Modern Systems, a Dallas-based application modernization company, assesses applications and infrastructure as the initial step of a customer's cloud journey. The company specializes in untangling a customer's home-grown legacy systems -- applications and data running on mainframes, for example -- and transitioning them to a modern systems framework.
The cloud is one such destination, although the company also helps customers with other types of projects such as data center consolidation, said Brandon Edenfield, president and CEO at Modern Systems. The company has automated tools that parse a client's source code to identify languages and data types. Data flow analysis, meanwhile, lets the company flag missing or unused code components.
"Typically, between 30% and 70% of the code [customers] think they need to migrate to the cloud ends up being out of scope," Edenfield said.

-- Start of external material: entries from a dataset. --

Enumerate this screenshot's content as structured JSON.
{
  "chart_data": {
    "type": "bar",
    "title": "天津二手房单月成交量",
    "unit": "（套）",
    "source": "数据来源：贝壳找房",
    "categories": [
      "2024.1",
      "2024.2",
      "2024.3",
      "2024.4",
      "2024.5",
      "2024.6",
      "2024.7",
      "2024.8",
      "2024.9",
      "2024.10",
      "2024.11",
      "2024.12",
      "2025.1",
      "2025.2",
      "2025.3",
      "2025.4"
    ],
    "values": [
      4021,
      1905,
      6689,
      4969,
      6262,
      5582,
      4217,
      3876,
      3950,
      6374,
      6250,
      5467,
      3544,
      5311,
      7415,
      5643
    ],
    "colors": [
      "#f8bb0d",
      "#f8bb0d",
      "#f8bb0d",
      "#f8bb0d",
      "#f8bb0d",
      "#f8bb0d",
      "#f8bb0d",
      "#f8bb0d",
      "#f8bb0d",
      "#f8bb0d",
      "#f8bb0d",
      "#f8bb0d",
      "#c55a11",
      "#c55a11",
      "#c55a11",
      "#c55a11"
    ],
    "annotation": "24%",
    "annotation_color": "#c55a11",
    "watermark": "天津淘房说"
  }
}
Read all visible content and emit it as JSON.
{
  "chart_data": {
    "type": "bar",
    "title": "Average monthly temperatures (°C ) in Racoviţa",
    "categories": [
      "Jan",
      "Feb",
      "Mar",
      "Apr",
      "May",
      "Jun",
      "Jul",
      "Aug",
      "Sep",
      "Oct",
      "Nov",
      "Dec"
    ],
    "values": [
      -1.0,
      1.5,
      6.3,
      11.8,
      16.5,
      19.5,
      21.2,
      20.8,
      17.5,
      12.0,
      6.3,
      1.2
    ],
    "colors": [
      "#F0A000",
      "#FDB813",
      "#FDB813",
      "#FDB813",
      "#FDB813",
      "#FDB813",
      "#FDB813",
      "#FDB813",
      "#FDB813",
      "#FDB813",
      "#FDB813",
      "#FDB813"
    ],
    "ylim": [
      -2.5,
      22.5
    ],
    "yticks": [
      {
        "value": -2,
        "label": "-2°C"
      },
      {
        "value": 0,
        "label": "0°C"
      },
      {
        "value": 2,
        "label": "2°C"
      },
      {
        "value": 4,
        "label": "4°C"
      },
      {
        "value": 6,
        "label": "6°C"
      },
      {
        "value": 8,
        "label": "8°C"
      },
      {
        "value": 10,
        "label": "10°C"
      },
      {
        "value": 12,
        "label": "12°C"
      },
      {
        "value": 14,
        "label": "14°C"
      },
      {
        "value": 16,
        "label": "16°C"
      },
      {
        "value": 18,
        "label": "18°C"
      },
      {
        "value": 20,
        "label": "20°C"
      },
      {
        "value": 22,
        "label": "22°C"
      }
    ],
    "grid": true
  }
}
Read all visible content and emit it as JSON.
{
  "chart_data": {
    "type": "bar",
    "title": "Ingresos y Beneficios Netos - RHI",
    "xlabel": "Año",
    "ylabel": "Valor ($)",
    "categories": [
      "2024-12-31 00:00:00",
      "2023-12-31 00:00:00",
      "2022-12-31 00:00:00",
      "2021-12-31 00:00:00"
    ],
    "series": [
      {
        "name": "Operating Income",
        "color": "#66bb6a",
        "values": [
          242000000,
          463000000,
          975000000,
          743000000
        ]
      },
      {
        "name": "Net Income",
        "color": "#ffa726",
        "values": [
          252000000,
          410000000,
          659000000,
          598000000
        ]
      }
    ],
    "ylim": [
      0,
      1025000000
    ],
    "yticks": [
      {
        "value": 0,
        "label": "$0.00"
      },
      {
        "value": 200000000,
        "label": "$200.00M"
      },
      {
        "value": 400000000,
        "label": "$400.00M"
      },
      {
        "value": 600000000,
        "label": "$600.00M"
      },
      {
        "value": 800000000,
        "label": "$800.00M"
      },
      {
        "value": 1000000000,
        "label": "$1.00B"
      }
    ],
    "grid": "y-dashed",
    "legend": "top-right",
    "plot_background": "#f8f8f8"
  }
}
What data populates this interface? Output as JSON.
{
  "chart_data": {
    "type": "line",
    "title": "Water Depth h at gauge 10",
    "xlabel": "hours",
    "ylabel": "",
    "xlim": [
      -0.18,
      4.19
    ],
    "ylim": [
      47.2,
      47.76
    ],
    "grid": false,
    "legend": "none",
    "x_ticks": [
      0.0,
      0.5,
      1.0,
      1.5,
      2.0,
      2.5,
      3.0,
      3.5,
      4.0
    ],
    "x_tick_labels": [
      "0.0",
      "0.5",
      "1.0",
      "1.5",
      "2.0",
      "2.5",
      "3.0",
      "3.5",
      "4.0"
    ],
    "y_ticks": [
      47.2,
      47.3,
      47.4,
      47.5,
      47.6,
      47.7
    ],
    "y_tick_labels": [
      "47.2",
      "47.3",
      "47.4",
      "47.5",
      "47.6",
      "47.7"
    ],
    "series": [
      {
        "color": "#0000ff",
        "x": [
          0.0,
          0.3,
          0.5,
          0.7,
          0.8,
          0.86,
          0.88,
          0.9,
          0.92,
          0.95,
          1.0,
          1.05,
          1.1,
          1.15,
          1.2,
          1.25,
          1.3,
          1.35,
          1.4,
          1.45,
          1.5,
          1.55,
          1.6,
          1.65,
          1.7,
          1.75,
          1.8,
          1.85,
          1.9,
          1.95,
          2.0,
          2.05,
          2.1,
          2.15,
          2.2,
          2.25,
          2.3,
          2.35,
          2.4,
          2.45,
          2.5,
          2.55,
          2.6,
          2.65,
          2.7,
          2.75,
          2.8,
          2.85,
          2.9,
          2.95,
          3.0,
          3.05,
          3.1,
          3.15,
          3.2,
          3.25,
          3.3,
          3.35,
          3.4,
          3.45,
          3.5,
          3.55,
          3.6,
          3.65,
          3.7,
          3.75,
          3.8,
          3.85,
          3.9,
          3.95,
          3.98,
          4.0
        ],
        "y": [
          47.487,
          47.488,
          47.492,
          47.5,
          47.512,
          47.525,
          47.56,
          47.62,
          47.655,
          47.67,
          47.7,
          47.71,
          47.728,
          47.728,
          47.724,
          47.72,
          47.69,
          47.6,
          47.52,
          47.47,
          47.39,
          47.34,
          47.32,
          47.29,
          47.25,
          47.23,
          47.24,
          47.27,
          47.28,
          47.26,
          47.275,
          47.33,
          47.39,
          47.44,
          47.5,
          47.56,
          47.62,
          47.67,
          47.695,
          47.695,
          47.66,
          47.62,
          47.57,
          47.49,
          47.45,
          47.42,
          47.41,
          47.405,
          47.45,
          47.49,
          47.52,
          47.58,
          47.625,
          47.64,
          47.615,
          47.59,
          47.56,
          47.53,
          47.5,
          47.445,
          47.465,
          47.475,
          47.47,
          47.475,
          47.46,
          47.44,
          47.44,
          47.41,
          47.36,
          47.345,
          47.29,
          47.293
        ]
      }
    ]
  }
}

After parsing the code, Modern Systems translates it into cloud-native languages such as Java and C# and modern relational or cloud databases. The translated code may be containerized and orchestrated in a cloud-ready environment. The conversion process puts customers in a better position "for ongoing modernization initiatives, including integration with different cloud services," according to Modern Systems.
Some of the antiquated languages and databases Modern Systems comes across on customer projects include Cobol, Assembler, PL/1, Natural, Adabas, IMS, IDMS and VSAM. Modern Systems was acquired in 2019 by Advanced, a software and services company based in the United Kingdom, and now operates as an Advanced company.
Staying put: Minding the cloud migration aftermath
Some IT assets will remain in the corporate data center for security and compliance reasons or because retooling systems for migration is too expensive. The technology left behind, however, opens another cloud-related business opportunity: third-party maintenance.
Computer Data Source (CDS), a third-party maintenance and enterprise data storage provider based in Eatontown, N.J., targets the on-premises side of the hybrid computing equation as one avenue for growth.
"Customers are thinking about the hybrid model, moving workloads to the public cloud, but there is also a significant portion of their infrastructure they simply can't move," said Dan Newton, CEO at CDS. "They need someone to support their infrastructure going forward."
Third-party maintenance providers such as CDS offer multivendor support and maintenance, filling a gap when a vendor's warranty expires or an OEM no longer supports a particular product line.
The market for third-party maintenance is expected to reach $1.5 billion by 2023, Newton noted, citing Gartner numbers included in a report created for New State Capital Partners. New State Capital Partners, encouraged by the sector's prospects, acquired a majority stake in CDS in 2019. Newton, a former Datapipe and Perot Systems executive, was brought on board in 2020 to scale the business.
That expansion will come through indirect channels. CDS currently partners with OEMs, Newton said, noting that other companies in the third-party maintenance market pursue direct sales. He said the partnering opportunity will broaden in the next couple of years, with cloud consultancies a part of the ecosystem, and that many OEM partners work with consultants.
"We are going to have a lot more opportunity," Newton said.